I personally identify as polyamorous, but I have a lot of worry over whether other polyam people would accept that label for me because I don't want to be in another relationship besides my primary one. I do want to pursue romantic feelings and have done in the past, and recently I've been thinking about the possibility of dating other people casually besides my boyfriend, but is it okay to identify as polyamorous if you don't desire more than one relationship?
You can identify however you want, and other people don’t really need to be okay with it. It is totally okay to only want one “relationship” but be open to “casually date” other people. If that is polyamory to you, that’s fine! You could also identify as monogamish, polyflexible, or “in an open relationship.”
However, some polyamorous people are not super into the idea of dating someone who already has a primary relationship and doesn’t want another relationship, but only wants a fling or something casual. Other people are okay having a low-stakes, casual fling - but then if one person or both people develop stronger feelings, it can get complicated. It’s important that you are really up front with everyone about the primacy of your current relationship and what you can and can’t offer to potential dates.
If you’re not out there in the polyamorous community or dating world, not seeking casual flings, not trying to date anyone - then it really doesn’t matter what you call yourself. You can privately identify as polyamorous to recognize the fact that you could, someday, maybe see yourself casually getting with another person. But the point of language is to help us be clear and honest with each other as well as ourselves, so just identifying as “polyamorous” without qualifiers or caveats could cause some pain, since it usually implies a willingness to pursue other relationships - something you don’t include in your personal polyamorous relationship.
It’s not about whether other people agree that you’re allowed to use a term - it’s about whether your use of that term is helpful, accurate, and healthy for everyone involved.

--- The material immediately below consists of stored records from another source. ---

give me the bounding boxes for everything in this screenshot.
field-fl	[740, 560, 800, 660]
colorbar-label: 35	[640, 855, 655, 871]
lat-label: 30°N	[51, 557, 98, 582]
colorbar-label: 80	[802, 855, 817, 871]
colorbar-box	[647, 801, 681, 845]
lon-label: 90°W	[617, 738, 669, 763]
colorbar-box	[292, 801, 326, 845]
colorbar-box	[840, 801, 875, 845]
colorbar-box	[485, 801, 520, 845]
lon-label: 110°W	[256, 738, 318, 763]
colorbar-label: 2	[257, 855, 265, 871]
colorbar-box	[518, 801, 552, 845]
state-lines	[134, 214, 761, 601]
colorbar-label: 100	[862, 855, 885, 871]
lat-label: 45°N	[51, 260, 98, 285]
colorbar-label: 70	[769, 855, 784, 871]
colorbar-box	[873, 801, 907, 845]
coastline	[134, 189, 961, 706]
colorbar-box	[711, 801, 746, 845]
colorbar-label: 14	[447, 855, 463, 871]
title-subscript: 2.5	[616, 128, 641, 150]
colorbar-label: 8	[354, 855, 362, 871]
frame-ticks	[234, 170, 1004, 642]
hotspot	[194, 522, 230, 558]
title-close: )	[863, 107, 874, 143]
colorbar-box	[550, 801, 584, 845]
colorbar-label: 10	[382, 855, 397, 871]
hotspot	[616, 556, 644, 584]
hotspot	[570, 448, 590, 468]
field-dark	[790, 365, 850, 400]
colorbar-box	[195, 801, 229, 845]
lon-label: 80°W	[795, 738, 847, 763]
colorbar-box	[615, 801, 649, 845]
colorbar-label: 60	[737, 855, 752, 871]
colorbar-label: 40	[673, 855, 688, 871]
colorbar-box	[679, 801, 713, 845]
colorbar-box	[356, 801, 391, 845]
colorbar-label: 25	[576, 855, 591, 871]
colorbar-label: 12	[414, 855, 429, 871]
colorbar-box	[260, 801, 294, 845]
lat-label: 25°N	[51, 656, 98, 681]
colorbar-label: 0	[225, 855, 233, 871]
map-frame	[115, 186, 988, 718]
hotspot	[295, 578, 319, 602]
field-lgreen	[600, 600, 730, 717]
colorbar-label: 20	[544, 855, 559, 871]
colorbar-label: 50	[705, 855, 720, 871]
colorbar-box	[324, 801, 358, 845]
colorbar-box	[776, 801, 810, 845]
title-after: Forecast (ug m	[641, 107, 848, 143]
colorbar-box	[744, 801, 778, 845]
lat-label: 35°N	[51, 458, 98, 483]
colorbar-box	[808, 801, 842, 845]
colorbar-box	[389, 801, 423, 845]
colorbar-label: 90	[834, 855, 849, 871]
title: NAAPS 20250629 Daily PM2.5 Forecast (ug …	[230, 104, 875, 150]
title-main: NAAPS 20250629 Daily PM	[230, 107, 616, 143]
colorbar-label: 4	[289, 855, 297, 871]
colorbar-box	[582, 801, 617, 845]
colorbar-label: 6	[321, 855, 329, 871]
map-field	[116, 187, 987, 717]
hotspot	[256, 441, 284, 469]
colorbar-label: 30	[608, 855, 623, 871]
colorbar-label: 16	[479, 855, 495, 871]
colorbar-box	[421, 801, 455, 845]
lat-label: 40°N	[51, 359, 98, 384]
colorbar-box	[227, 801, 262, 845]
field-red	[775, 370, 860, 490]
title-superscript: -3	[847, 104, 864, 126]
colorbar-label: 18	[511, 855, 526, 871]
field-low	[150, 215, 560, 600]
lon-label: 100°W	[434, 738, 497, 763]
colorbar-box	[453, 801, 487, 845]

If you use the identifier “polyamorous” alongside clear and honest delineation of your boundaries and limits, that’s one thing. Some people might hear your limits and qualifiers and say “that’s not really polyamory,” and they’re entitled to their opinion, but they can’t take the word away from you. Make sure that you really know why you want to use that term, what it means to you, and do your best to listen openly if other people try to explain that something you’re doing is causing problems for them or their community.